Additionally, federal law allows you to obtain one free copy of your accounting information from each health care provider every 12 months. This is a record of the person who received your medical information from that health care provider. Request a copy of the “Accounting of Disclosures” from each health plan and provider. This explains who received your medical information, what was sent, why and when it was distributed.
Obtaining copies of your medical records may be expensive. Each state’s medical privacy laws may make it easier to obtain your records.
3. Request correction
After reviewing your health record, report any incorrect information and request corrections in writing. You can copy records, highlight or circle incorrect entries for deletion, and write out additions and corrections. Make copies of everything you send, keep the originals, and keep track of when, where, and what you send.
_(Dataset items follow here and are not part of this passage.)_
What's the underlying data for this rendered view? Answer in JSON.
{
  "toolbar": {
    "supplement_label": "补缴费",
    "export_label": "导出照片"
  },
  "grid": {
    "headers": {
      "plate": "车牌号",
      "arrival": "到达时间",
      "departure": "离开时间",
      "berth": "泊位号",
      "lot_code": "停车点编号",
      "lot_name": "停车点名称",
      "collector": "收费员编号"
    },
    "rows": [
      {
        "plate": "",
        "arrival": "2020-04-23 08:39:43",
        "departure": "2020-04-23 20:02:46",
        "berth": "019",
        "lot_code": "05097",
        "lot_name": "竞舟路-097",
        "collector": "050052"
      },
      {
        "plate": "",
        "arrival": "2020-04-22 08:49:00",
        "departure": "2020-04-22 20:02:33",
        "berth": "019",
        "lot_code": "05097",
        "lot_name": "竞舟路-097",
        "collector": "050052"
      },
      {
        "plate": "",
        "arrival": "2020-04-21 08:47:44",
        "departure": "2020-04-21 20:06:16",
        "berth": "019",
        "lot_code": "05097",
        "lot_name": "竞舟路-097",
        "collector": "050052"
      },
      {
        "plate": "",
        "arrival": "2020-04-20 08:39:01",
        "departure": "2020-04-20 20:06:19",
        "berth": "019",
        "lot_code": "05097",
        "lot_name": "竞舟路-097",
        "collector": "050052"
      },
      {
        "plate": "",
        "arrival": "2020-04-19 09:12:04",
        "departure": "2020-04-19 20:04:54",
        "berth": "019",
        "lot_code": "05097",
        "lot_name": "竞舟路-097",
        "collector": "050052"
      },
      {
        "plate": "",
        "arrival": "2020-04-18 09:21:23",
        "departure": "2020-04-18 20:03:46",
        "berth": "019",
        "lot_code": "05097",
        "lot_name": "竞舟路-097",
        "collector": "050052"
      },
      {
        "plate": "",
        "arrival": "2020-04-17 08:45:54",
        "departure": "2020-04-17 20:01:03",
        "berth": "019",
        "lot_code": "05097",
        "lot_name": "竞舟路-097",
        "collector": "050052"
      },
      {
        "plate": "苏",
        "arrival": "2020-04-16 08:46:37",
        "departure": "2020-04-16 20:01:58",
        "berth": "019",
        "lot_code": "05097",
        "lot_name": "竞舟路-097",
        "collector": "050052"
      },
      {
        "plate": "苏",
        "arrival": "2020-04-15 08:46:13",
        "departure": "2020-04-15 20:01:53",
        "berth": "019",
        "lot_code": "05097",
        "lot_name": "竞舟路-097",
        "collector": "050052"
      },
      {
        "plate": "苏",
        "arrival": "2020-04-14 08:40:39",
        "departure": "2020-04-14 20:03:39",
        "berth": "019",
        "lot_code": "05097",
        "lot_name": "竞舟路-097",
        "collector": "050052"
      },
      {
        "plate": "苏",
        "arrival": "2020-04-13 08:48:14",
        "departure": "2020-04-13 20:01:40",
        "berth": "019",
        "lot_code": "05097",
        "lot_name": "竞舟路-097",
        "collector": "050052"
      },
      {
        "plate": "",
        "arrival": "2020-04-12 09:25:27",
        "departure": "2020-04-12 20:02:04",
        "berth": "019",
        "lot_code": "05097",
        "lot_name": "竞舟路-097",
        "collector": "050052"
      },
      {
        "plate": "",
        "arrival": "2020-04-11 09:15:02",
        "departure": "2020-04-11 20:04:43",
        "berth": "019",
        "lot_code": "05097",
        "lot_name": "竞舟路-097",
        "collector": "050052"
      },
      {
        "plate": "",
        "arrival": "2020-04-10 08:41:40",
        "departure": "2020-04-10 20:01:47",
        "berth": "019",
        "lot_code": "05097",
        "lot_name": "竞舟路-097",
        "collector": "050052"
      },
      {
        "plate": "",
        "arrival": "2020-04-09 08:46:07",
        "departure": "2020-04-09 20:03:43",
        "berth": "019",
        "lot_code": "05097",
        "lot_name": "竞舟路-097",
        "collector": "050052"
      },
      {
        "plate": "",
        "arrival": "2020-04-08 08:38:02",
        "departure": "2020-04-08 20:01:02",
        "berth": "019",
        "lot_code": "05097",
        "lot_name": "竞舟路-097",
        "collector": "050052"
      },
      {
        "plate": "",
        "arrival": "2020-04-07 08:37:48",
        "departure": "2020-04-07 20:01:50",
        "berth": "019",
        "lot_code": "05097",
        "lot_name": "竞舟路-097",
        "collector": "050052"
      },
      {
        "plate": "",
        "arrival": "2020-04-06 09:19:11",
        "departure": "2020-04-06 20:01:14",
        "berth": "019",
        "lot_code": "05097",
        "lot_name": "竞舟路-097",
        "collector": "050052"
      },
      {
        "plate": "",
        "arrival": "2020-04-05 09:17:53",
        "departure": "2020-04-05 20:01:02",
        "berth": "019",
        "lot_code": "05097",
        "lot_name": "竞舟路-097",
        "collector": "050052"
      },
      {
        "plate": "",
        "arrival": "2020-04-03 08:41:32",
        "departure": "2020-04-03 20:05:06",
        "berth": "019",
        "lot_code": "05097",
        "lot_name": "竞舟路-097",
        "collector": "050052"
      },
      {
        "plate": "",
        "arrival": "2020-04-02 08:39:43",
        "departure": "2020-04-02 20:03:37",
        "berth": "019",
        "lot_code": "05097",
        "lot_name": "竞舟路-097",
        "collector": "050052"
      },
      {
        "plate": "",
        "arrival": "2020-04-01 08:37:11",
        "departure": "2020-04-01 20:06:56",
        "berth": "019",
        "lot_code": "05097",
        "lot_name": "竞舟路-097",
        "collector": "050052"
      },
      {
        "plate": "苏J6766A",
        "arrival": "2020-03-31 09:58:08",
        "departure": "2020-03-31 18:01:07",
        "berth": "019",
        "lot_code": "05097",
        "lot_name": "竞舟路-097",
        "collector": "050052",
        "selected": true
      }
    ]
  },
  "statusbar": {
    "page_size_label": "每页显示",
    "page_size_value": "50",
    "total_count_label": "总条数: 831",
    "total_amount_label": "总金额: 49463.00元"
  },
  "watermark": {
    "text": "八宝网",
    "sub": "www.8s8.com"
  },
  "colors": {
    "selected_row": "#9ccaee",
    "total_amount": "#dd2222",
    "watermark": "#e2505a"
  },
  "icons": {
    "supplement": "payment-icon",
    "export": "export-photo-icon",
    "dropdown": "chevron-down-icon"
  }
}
Ask your provider to correct or remove each error. Send your letter by certified mail and ask for a “return receipt” so the plan or provider can verify what was received. Please include a copy of the police report and identity theft report filed with the FTC.
Your health care provider should correct your records and alert any laboratories or other health care providers who may have received the incorrect information. The FTC advises that if your health care provider does not make a correction, you should ask them to include a statement of objection and correction in your medical record.
Once you have your medical records, keep a clean, corrected set on file and update it each time you receive other treatments or procedures to ensure you have an accurate and complete set of your own.